Today’s offices span a wide range of diverse industries, from consulting to law to oil companies. The reasons why they locate in close proximity are more subtle.

The views of economists on this are still shaped by the writings of Alfred Marshall. He established the faculty of economics at Cambridge in 1903 and was then probably the world’s leading economist.

Marshall described the tendency of businesses to cluster near each other as “agglomeration”. He gave three key reasons why this colocation is observed.

In addition to the savings on the costs of transporting the materials needed in industrial processes, Marshall developed a theory of labour market pooling, in which firms located near one another can share labour.

Further, he believed that “intellectual spillovers” were important. Firms locate near each other in order to learn and speed up the process of innovation. Think of Silicon Valley, formed nearly a century after Marshall wrote.

A large number of detailed studies in recent decades confirm that these are not just mere theories. They have strong empirical support. The Harvard economist Ed Glaeser, for example calculated that in the US in the 2000s each of Marshall’s three reasons were of roughly equal importance.

There have been very distinct benefits to agglomeration. Throughout the developed world, the greater the density of employment in an area, the higher is its productivity. Head offices contain more highly skilled staff and so will be more productive than the average. But in city centres, their productivity is even higher than their skill levels suggest they should be.

Has Covid-19 changed all this? Or more specifically, has the crisis enabled people to see that new technology could overturn two centuries of experience in urban centres in industrialised countries?

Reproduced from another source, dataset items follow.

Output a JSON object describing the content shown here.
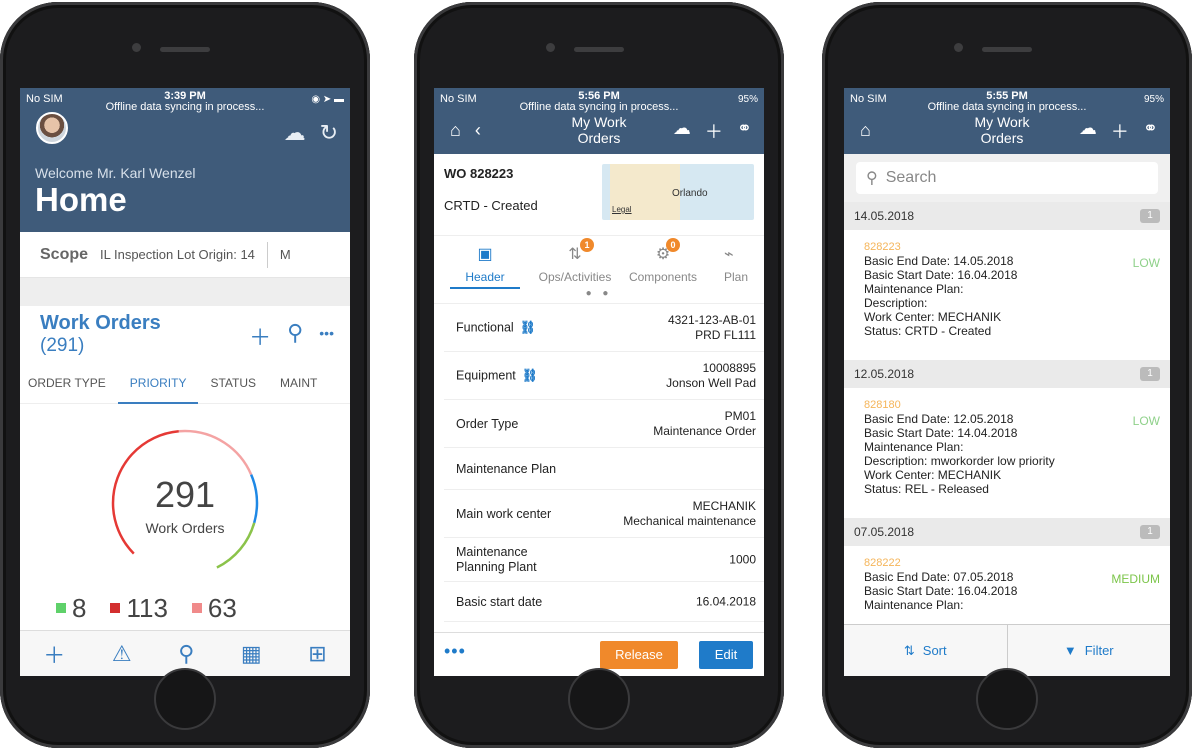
{
  "colors": {
    "header": "#3f5b7a",
    "accent": "#1f7bc9",
    "release": "#f0892b",
    "low": "#8fd18a",
    "medium": "#7cc54a",
    "orderid": "#f5b55a"
  },
  "phone1": {
    "status": {
      "carrier": "No SIM",
      "time": "3:39 PM",
      "sync": "Offline data syncing in process..."
    },
    "welcome": "Welcome Mr. Karl Wenzel",
    "title": "Home",
    "scope": {
      "label": "Scope",
      "value": "IL Inspection Lot Origin: 14",
      "next": "M"
    },
    "work_orders": {
      "title": "Work Orders",
      "count": "(291)"
    },
    "tabs": [
      "ORDER TYPE",
      "PRIORITY",
      "STATUS",
      "MAINT"
    ],
    "donut": {
      "value": "291",
      "label": "Work Orders"
    },
    "counts": [
      {
        "value": "8",
        "color": "#5fd16a"
      },
      {
        "value": "113",
        "color": "#d32f2f"
      },
      {
        "value": "63",
        "color": "#f08a8a"
      }
    ],
    "bottom_icons": [
      "plus-icon",
      "warning-icon",
      "search-icon",
      "map-icon",
      "grid-icon"
    ]
  },
  "phone2": {
    "status": {
      "carrier": "No SIM",
      "time": "5:56 PM",
      "sync": "Offline data syncing in process...",
      "battery": "95%"
    },
    "nav_title": "My Work Orders",
    "wo_id": "WO 828223",
    "wo_status": "CRTD - Created",
    "map_label": "Orlando",
    "map_legal": "Legal",
    "tabs": [
      {
        "label": "Header",
        "badge": ""
      },
      {
        "label": "Ops/Activities",
        "badge": "1"
      },
      {
        "label": "Components",
        "badge": "0"
      },
      {
        "label": "Plan",
        "badge": ""
      }
    ],
    "fields": [
      {
        "key": "Functional",
        "v1": "4321-123-AB-01",
        "v2": "PRD FL111"
      },
      {
        "key": "Equipment",
        "v1": "10008895",
        "v2": "Jonson Well Pad"
      },
      {
        "key": "Order Type",
        "v1": "PM01",
        "v2": "Maintenance Order"
      },
      {
        "key": "Maintenance Plan",
        "v1": "",
        "v2": ""
      },
      {
        "key": "Main work center",
        "v1": "MECHANIK",
        "v2": "Mechanical maintenance"
      },
      {
        "key": "Maintenance Planning Plant",
        "v1": "1000",
        "v2": ""
      },
      {
        "key": "Basic start date",
        "v1": "16.04.2018",
        "v2": ""
      }
    ],
    "more": "•••",
    "release": "Release",
    "edit": "Edit"
  },
  "phone3": {
    "status": {
      "carrier": "No SIM",
      "time": "5:55 PM",
      "sync": "Offline data syncing in process...",
      "battery": "95%"
    },
    "nav_title": "My Work Orders",
    "search_placeholder": "Search",
    "groups": [
      {
        "date": "14.05.2018",
        "count": "1",
        "id": "828223",
        "priority": "LOW",
        "lines": [
          "Basic End Date: 14.05.2018",
          "Basic Start Date: 16.04.2018",
          "Maintenance Plan:",
          "Description:",
          "Work Center: MECHANIK",
          "Status: CRTD - Created"
        ]
      },
      {
        "date": "12.05.2018",
        "count": "1",
        "id": "828180",
        "priority": "LOW",
        "lines": [
          "Basic End Date: 12.05.2018",
          "Basic Start Date: 14.04.2018",
          "Maintenance Plan:",
          "Description: mworkorder low priority",
          "Work Center: MECHANIK",
          "Status: REL - Released"
        ]
      },
      {
        "date": "07.05.2018",
        "count": "1",
        "id": "828222",
        "priority": "MEDIUM",
        "lines": [
          "Basic End Date: 07.05.2018",
          "Basic Start Date: 16.04.2018",
          "Maintenance Plan:"
        ]
      }
    ],
    "sort": "Sort",
    "filter": "Filter"
  }
}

Certainly, tech platforms such as LinkedIn offer the potential for efficient hiring of relevant skills and for employees to discover opportunities through their networks. But new recruits need to be integrated. And younger people probably still need a combination of social and remote interaction to develop their own professional networks.

It is less clear that remote working can encourage innovation in the same way. Much of the informal contacts needed for this cannot be captured by video conferences.

Yes, there will be an increase in working from home. But Marshall’s insights into the benefits of agglomeration still hold true.